Research

The Center on American Politics fosters research on issues of contemporary concern in American politics, including representation, democratic engagement, electoral behavior and the health of governing institutions. The Center on American Politics supports postdoctoral and scholarly research with the following recent examples.

  • In Her Own Name: The Politics of Women’s Rights Before Suffrage
    Sara Chatfield

    In Her Own Name: The Politics of Women’s Rights Before Suffrage.

    By Assistant Professor, Sara Chatfield; Columbia University Press 2023.

    When we think about women’s history, the suffrage movement is often one of the first topics that comes to mind. But individual states, largely before women had the right to vote, enacted reforms that significantly expanded the economic rights of married women. Beginning in 1835 and continuing through 1920, U.S. states passed laws that granted married women new rights to own and control property. As I discuss in my forthcoming book In Her Own Name: The Politics of Women’s Rights Before Suffrage, these new laws were used by male politicians for a wide variety of purposes. One of the main takeaways of the book is that male elites were able to use these reforms to achieve goals that often had little or nothing to do with women’s empowerment, and those goals varied a lot depending on both the region and time period.

  • Campaign Finance Regulations and Public Policy
    American Political Science Review

    Campaign Finance Regulations and Public Policy

    By Martin Gilens, Shawn Patterson, and Pavielle Haines
    American Political Science Review 115 (3): 1074–81; 2021

    Despite a century of efforts to constrain money in American elections, there is little consensus on whether campaign finance regulations make any appreciable difference. Here we take advantage of a change in the campaign finance regulations of half of the U.S. states mandated by the Supreme Court’s Citizens United decision. This exogenously imposed change in the regulation of independent expenditures provides an advance over the identification strategies used in most previous studies. Using a generalized synthetic control method, we find that after Citizens United, states that had previously banned independent corporate expenditures (and thus were “treated” by the decision) adopted more “corporate-friendly” policies on issues with broad effects on corporations’ welfare; we find no evidence of shifts on policies with little or no effect on corporate welfare. We conclude that even relatively narrow changes in campaign finance regulations can have a substantively meaningful influence on government policy making.

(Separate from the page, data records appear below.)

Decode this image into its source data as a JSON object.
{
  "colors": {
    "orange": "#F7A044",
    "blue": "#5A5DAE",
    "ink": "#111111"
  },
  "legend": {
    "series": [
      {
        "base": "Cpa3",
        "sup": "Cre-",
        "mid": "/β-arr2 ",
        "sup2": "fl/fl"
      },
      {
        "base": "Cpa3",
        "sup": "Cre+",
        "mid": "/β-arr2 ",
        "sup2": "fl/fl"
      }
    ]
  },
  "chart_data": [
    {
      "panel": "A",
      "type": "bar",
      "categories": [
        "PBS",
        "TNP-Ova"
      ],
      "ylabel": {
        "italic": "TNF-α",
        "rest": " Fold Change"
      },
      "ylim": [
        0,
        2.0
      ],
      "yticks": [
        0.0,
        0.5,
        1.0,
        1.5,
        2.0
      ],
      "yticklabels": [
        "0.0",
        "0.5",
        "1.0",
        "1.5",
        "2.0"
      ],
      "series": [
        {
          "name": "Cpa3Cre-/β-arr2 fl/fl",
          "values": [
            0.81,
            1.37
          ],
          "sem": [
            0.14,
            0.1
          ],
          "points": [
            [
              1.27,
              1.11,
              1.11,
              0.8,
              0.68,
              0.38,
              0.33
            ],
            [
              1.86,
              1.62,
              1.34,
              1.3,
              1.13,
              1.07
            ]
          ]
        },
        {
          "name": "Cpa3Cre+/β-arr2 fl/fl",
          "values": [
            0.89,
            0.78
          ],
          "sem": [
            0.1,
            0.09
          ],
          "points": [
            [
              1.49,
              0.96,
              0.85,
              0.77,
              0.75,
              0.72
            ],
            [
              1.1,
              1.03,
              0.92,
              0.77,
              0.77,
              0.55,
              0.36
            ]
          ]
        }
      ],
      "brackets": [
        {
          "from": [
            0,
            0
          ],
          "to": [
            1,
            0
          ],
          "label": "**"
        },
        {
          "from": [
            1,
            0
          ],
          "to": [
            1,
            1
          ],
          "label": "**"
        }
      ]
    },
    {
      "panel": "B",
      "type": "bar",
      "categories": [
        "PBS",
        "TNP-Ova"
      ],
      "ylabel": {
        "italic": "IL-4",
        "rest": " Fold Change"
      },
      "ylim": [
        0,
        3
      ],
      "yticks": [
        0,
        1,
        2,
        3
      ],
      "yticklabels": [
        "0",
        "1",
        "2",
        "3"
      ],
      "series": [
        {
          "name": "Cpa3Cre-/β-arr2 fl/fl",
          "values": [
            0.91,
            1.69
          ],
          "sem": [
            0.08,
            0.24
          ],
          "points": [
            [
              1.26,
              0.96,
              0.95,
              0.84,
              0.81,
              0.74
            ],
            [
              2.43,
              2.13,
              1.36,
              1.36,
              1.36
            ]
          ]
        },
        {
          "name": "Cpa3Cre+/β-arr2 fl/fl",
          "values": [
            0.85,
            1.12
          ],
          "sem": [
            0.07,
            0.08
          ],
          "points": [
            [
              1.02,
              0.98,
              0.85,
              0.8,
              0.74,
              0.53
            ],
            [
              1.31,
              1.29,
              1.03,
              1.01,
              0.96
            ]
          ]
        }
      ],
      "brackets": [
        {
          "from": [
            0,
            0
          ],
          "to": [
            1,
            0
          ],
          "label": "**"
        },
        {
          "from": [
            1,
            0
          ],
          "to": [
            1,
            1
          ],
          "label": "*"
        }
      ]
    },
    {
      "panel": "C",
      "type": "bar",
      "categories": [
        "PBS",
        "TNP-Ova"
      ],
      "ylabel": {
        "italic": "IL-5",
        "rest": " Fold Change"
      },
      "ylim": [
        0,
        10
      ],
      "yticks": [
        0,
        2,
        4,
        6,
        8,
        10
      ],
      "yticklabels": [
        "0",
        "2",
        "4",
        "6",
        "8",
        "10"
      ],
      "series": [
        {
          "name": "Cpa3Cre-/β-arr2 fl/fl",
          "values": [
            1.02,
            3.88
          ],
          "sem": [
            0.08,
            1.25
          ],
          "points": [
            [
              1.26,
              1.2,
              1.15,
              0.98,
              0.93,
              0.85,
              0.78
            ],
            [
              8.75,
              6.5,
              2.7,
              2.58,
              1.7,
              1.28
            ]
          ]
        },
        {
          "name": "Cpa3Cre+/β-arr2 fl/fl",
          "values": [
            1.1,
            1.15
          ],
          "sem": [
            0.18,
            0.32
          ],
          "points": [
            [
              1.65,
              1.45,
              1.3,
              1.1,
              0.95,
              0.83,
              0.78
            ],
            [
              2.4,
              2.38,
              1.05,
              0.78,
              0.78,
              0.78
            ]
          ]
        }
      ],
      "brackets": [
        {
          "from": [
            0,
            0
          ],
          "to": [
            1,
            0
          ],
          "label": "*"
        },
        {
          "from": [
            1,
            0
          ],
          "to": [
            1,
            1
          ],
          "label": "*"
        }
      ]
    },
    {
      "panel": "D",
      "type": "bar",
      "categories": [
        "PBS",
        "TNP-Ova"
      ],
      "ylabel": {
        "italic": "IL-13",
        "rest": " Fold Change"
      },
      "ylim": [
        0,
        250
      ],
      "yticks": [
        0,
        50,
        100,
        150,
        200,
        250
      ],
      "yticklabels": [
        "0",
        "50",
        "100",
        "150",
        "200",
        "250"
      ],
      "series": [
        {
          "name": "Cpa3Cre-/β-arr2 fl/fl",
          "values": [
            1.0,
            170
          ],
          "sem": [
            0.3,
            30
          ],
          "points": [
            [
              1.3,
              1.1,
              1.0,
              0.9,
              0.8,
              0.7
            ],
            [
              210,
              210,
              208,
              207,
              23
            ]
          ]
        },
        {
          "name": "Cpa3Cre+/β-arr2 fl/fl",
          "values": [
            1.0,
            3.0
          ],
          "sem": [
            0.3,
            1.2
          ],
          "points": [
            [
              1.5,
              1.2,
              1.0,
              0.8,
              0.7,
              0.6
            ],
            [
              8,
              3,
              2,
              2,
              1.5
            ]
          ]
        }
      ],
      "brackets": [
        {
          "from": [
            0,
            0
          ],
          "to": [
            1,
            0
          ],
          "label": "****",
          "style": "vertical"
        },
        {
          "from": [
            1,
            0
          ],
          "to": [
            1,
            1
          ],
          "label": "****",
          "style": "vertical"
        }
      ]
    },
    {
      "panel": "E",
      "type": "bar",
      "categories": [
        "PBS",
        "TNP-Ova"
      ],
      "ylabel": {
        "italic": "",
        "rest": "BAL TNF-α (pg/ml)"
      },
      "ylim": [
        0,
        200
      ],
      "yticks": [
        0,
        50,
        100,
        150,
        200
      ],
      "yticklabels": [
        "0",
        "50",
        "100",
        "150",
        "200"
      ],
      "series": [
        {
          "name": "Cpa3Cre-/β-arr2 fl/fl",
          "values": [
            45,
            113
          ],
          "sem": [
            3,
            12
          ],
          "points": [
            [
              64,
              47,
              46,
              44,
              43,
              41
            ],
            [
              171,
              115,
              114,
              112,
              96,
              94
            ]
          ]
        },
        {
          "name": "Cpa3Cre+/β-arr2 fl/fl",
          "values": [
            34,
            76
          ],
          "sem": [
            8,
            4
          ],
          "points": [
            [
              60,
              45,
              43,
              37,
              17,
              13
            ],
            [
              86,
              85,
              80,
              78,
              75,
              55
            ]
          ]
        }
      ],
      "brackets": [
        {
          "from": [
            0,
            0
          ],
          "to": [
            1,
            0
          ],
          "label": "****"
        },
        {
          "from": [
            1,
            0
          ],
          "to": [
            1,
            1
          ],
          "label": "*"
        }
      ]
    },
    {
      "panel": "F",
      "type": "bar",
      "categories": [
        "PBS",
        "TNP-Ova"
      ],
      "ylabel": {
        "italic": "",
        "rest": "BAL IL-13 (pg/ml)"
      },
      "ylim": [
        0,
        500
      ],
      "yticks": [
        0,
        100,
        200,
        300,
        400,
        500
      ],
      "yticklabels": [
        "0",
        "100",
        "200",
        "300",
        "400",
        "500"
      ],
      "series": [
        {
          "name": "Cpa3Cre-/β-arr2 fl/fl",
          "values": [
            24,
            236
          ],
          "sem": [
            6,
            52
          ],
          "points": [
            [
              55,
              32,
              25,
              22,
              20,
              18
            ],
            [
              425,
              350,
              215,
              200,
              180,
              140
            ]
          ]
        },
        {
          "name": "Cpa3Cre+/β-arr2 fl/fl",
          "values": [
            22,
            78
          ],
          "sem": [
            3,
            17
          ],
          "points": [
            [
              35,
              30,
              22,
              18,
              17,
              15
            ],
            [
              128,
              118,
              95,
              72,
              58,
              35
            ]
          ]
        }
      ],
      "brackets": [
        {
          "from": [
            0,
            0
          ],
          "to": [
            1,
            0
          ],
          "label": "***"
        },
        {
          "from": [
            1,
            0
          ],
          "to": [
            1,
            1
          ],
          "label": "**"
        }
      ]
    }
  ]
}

  • Learning From Loss: The Democrats 2016-2020
    Learning from Loss, The Democrats

    Learning From Loss: The Democrats 2016-2020

    By Professor Seth Masket; Cambridge University Press; 2020

    The Democrats' decision to nominate Joe Biden for 2020 was hardly a fluke but rather a strategic choice by a party that had elevated electability above all other concerns. In Learning from Loss, one of the nation's leading political analysts offers unique insight into the Democratic Party at a moment of uncertainty. Between 2017 and 2020, Seth Masket spoke with Democratic Party activists and followed the behavior of party leaders and donors to learn how the party was interpreting the 2016 election and thinking about a nominee for 2020. Masket traces the persistence of party factions and shows how interpretations of 2016 shaped strategic choices for 2020. Although diverse narratives emerged to explain defeat in 2016 - ranging from a focus on 'identity politics' to concerns about Clinton as a flawed candidate - these narratives collectively cleared the path for Biden.

  • Concealed Carry Weapons License Database

    Concealed Carry Weapons License Database

    By Trent Steidley
    Ann Arbor, MI: Inter-university Consortium for Political and Social Research [distributor], 2021-10-09

    The Concealed Carry Weapons License Database (CCWLD) is a longitudinal collection of state and county-level data on concealed carry weapons licenses (CCWs).

    Data were collected from a series of internet searches and freedom of information requests sent to state governments during the fall of 2019 and winter of 2020. Data cleaning was conducted by research assistants and by Trent Steidley in the winter of 2021.

    Documentation memos for each state are provided in the archived files. Along with raw data files, Stata syntax for cleaning, and the final cleaned database.

    This database was supported with funding from the Center on American Politics at the University of Denver and a Professional Research Opportunity for Faculty (PROF) grant from the University of Denver.